These Little
Brooklets Came Down From The Range On Our Left, And The Water Was
Deliciously Cool.
When we came abreast of the peak Chirobve, the people would no longer
give us guides.
They were afraid of their enemies, whose dwellings
we now had on our east; and, proceeding without any one to lead us,
or to introduce us to the inhabitants, we were perplexed by all the
paths running zigzag across instead of along the valley. They had
been made by the villagers going from the hamlets on the slopes to
their gardens in the meadows below. To add to our difficulties, the
rivulets and mountain-torrents had worn gullies some thirty or forty
feet deep, with steep sides that could not be climbed except at
certain points. The remaining inhabitants on the flank of the range
when they saw strangers winding from side to side, and often
attempting to cross these torrent beds at impossible places, screamed
out their shrill war-alarm, and made the valley ring with their wild
outcries. It was war, and war alone, and we were too deep down in
the valley to make our voices heard in explanation. Fortunately,
they had burned off the long grass to a great extent. It only here
and there hid them from us. Selecting an open spot, we spent a night
regarded by all around us as slave-hunters, but were undisturbed,
though the usual way of treating an enemy in this part of the country
is by night attack.
The nights at the altitude of the valley were cool, the lowest
temperature shown being 37 degrees; at 9 a.m. and 9 p.m. it was 58
degrees, about the average temperature of the day; at mid-day 82
degrees, and sunset 70 degrees. Our march was very much hindered by
the imperfectly burned corn and grass stalks having fallen across the
paths. To a reader in England this will seem a very small obstacle.

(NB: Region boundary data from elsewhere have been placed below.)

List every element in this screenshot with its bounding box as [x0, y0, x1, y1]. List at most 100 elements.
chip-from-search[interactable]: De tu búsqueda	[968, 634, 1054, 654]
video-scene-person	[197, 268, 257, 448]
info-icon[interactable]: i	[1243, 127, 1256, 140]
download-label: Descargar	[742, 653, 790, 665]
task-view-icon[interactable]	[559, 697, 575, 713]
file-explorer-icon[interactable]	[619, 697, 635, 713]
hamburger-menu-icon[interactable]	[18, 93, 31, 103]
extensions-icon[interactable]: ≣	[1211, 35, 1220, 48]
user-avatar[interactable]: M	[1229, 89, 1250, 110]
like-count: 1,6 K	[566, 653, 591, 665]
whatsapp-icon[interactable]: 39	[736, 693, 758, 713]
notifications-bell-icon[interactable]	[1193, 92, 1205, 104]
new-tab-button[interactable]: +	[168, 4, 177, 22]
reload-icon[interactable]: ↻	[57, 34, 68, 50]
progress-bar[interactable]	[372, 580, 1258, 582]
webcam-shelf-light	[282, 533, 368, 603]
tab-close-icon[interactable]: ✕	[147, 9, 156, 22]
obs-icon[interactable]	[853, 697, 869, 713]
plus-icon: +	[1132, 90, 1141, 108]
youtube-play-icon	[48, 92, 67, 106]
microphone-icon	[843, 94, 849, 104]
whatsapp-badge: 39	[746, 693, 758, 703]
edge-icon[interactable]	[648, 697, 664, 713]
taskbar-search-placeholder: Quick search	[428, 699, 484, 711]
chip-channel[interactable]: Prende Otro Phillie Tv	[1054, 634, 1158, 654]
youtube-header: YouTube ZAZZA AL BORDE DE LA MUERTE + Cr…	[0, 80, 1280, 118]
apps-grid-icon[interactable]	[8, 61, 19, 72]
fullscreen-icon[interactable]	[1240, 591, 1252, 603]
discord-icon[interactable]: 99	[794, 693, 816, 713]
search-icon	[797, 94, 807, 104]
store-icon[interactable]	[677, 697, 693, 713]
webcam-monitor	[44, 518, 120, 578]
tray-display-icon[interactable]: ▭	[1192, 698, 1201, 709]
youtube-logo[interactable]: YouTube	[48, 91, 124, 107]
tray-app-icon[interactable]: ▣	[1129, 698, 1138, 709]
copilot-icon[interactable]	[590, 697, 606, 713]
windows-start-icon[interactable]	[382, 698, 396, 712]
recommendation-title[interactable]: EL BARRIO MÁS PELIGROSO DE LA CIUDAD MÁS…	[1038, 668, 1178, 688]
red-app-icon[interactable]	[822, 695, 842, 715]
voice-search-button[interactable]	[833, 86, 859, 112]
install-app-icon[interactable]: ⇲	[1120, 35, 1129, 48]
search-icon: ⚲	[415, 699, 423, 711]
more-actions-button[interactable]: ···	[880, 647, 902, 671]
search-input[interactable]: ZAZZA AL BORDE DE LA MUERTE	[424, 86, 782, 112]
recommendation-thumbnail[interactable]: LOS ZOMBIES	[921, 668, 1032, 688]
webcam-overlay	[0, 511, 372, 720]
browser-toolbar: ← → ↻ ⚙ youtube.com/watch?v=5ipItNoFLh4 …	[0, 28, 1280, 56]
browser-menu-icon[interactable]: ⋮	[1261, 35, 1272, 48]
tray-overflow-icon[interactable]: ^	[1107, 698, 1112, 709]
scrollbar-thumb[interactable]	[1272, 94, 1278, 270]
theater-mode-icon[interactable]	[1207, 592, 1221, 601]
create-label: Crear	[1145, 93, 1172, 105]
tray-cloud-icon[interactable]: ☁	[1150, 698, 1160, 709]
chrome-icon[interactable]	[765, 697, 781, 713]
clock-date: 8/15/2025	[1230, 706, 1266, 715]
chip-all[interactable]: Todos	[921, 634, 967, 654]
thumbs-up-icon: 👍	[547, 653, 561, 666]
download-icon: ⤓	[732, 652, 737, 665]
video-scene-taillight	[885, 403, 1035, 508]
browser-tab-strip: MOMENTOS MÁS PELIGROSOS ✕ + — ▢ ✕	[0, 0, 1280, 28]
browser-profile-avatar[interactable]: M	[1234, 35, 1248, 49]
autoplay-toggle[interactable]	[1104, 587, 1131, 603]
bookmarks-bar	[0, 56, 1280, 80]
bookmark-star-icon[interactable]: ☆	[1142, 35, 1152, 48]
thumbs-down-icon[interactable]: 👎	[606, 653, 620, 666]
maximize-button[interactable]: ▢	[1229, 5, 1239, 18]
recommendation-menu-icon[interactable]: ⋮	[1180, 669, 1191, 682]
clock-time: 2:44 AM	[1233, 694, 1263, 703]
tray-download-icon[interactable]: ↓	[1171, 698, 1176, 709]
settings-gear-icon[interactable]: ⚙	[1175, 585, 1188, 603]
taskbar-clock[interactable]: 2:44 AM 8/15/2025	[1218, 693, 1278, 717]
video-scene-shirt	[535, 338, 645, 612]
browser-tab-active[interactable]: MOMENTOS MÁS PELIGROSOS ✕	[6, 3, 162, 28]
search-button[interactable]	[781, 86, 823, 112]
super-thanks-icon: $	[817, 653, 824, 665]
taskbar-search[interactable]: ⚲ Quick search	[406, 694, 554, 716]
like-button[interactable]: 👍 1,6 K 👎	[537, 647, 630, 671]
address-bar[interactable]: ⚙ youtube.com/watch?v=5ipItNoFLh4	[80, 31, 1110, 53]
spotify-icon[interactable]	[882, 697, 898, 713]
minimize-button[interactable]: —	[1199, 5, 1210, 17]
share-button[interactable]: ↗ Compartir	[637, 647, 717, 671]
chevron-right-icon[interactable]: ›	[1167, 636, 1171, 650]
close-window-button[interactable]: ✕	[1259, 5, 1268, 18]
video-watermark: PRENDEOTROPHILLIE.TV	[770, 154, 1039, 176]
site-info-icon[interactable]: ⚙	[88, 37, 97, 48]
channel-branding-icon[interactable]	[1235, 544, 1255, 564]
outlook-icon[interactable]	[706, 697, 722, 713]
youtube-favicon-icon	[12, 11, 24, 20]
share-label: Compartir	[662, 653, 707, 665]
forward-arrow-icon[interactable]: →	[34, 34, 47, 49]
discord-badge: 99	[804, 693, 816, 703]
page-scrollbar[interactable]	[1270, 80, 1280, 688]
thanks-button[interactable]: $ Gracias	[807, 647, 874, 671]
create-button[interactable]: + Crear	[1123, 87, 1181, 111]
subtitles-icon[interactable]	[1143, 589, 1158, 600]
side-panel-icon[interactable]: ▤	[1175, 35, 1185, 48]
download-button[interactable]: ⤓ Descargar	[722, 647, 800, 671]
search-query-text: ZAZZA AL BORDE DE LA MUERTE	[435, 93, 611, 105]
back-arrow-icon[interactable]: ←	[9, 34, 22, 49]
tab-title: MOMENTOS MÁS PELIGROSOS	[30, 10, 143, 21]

But he must fancy the grass stems as thick as his little finger, and
the corn-stalks like so many walkingsticks lying in one direction,
and so supporting each other that one has to lift his feet up as when
wading through deep high heather. The stems of grass showed the
causes of certain explosions as loud as pistols, which are heard when
the annual fires come roaring over the land. The heated air inside
expanding bursts the stalk with a loud report, and strews the
fragments on the ground.
A very great deal of native corn had been cultivated here, and we saw
buffaloes feeding in the deserted gardens, and some women, who ran
away very much faster than the beasts did.
On the 29th, seeing some people standing under a tree by a village,
we sat down, and sent Masego, one of our party, to communicate. The
headman, Matunda, came back with him, bearing a calabash with water
for us. He said that all the people had fled from the Ajawa, who had
only just desisted from their career of pillage on being paid five
persons as a fine for some offence for which they had commenced the
invasion. Matunda had plenty of grain to sell, and all the women
were soon at work grinding it into meal. We secured an abundant
supply, and four milk goats. The Manganja goat is of a very superior
breed to the general African animal, being short in the legs and
having a finely-shaped broad body. By promising the Makololo that,
when we no longer needed the milk, they should have the goats to
improve the breed of their own at home, they were induced to take the
greatest possible care of both goats and kids in driving and
pasturing.
After leaving Matunda, we came to the end of the highland valley;
and, before descending a steep declivity of a thousand feet towards
the part which may be called the heel of the Lake, we had the bold
mountains of Cape Maclear on our right, with the blue water at their
base, the hills of Tsenga in the distance in front, and Kirk's Range
on our left, stretching away northwards, and apparently becoming
lower. As we came down into a fine rich undulating valley, many
perennial streams running to the east from the hills on our left were
crossed, while all those behind us on the higher ground seemed to
unite in one named Lekue, which flowed into the Lake.
After a long day's march in the valley of the Lake, where the
temperature was very much higher than in that we had just left, we
entered the village of Katosa, which is situated on the bank of a
stream among gigantic timber trees, and found there a large party of
Ajawa - Waiau, they called themselves - all armed with muskets. We sat
down among them, and were soon called to the chiefs court, and
presented with an ample mess of porridge, buffalo meat, and beer.
Katosa was more frank than any Manganja chief we had met, and
complimented us by saying that "we must be his 'Bazimo' (good spirits
of his ancestors); for when he lived at Pamalombe, we lighted upon
him from above - men the like of whom he had never seen before, and
coming he knew not whence." He gave us one of his own large and
clean huts to sleep in; and we may take this opportunity of saying
that the impression we received, from our first journey on the hills
among the villages of Chisunse, of the excessive dirtiness of the
Manganja, was erroneous. This trait was confined to the cool
highlands. Here crowds of men and women were observed to perform
their ablutions daily in the stream that ran past their villages; and
this we have observed elsewhere to be a common custom with both
Manganja and Ajawa.
Before we started on the morning of the 1st September, Katosa sent an
enormous calabash of beer, containing at least three gallons, and
then came and wished us to "stop a day and eat with him." On
explaining to him the reasons for our haste, he said that he was in
the way by which travellers usually passed, he never stopped them in
their journeys, but would like to look at us for a day.